FTD failing ISE Authentication for Remote Access VPN

DannyDulin · ‎02-11-2022

I'm trying to setup Remote Access VPN on my FTDs. Connectivity seems to be working well, however, FTD can't seem to communicate with ISE properly for authentication. I know that connectivity between ISE and FTD is working because I can logon to FTD CLI using AD credentials (via ISE).

VPN troubleshooting reports AAA Marking RADIUS server 10.x.x.x in aaa-server group ISE as failed. This corresponds with my attempts to login to VPN.

VPN is terminated at the outside interface of my FTD which has a Public address.
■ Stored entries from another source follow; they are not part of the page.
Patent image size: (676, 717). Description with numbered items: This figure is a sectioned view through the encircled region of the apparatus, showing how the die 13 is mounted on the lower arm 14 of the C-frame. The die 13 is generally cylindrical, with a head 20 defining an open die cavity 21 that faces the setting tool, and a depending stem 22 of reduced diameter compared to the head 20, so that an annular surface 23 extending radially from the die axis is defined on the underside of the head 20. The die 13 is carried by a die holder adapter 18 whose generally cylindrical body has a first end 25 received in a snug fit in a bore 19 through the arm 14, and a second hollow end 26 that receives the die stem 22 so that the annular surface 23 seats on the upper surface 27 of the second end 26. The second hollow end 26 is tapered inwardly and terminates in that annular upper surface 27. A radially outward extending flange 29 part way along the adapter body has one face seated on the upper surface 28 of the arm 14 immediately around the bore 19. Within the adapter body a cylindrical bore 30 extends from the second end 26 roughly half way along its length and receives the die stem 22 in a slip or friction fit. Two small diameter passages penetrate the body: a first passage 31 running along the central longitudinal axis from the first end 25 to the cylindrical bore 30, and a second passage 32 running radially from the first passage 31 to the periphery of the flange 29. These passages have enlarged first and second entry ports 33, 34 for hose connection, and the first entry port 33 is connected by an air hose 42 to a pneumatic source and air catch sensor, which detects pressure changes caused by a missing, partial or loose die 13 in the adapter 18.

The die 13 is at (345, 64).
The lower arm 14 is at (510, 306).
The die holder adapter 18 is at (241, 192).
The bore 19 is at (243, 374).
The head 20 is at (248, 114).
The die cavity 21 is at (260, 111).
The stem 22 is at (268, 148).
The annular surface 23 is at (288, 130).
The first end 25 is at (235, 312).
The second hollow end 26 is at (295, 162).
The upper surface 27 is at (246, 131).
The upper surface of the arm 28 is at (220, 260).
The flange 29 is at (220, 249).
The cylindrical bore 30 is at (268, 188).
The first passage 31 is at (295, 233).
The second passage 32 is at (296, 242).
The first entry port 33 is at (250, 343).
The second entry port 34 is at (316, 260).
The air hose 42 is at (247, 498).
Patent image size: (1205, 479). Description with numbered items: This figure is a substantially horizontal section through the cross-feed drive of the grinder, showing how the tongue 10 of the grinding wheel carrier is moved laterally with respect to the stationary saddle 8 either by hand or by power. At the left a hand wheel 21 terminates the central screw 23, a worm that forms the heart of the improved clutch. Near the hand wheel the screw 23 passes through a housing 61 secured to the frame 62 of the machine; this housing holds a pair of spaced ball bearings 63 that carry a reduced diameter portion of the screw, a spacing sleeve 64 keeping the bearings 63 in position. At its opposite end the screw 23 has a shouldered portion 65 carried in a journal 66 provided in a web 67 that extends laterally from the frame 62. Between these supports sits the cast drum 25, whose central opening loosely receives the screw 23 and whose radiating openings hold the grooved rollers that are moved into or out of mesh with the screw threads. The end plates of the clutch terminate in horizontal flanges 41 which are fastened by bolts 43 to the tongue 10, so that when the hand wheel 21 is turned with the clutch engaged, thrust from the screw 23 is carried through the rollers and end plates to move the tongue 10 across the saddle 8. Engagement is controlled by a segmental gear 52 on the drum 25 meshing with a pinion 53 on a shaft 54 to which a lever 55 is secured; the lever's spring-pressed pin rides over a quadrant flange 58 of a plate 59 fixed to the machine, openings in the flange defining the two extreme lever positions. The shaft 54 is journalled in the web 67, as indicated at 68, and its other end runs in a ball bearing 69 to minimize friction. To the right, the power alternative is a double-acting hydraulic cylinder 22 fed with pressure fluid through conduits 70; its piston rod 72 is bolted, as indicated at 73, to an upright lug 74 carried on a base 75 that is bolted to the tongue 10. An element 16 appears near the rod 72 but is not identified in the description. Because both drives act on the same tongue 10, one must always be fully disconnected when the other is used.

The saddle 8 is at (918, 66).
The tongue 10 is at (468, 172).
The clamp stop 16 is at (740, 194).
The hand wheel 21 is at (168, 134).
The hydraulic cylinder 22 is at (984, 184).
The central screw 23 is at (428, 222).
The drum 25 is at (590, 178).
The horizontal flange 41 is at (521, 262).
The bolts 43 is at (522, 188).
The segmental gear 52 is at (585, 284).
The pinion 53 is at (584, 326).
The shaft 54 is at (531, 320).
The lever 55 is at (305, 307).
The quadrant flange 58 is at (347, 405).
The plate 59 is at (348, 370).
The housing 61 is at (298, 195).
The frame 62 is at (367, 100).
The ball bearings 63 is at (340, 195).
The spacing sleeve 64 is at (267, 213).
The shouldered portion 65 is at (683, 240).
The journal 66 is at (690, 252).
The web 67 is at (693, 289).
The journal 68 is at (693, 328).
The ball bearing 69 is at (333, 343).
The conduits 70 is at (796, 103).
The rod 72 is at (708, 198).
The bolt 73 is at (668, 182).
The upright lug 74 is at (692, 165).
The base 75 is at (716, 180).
ISE is behind FTD in the same 10 net of the FTD.

Could this possibly be a case of NAT?

Aref Alsouqi · ‎02-11-2022

The difference between when you try to connect to the FTD itself for management purposes and when a remote VPN user tries to connect is that the FTD management accesses are going to be communicated via the FTD management port. However, the remote VPN accesses are going to be relayed by the FTD through the interface configured to reach to the RADIUS server, ISE in this case.

If routing wise the FTD can reach to ISE out of its say inside interface, then the issue could be that the FTD is not added to ISE as a client, in this case the IP address you need to configure on ISE for the FTD would be its inside interface, not the management IP.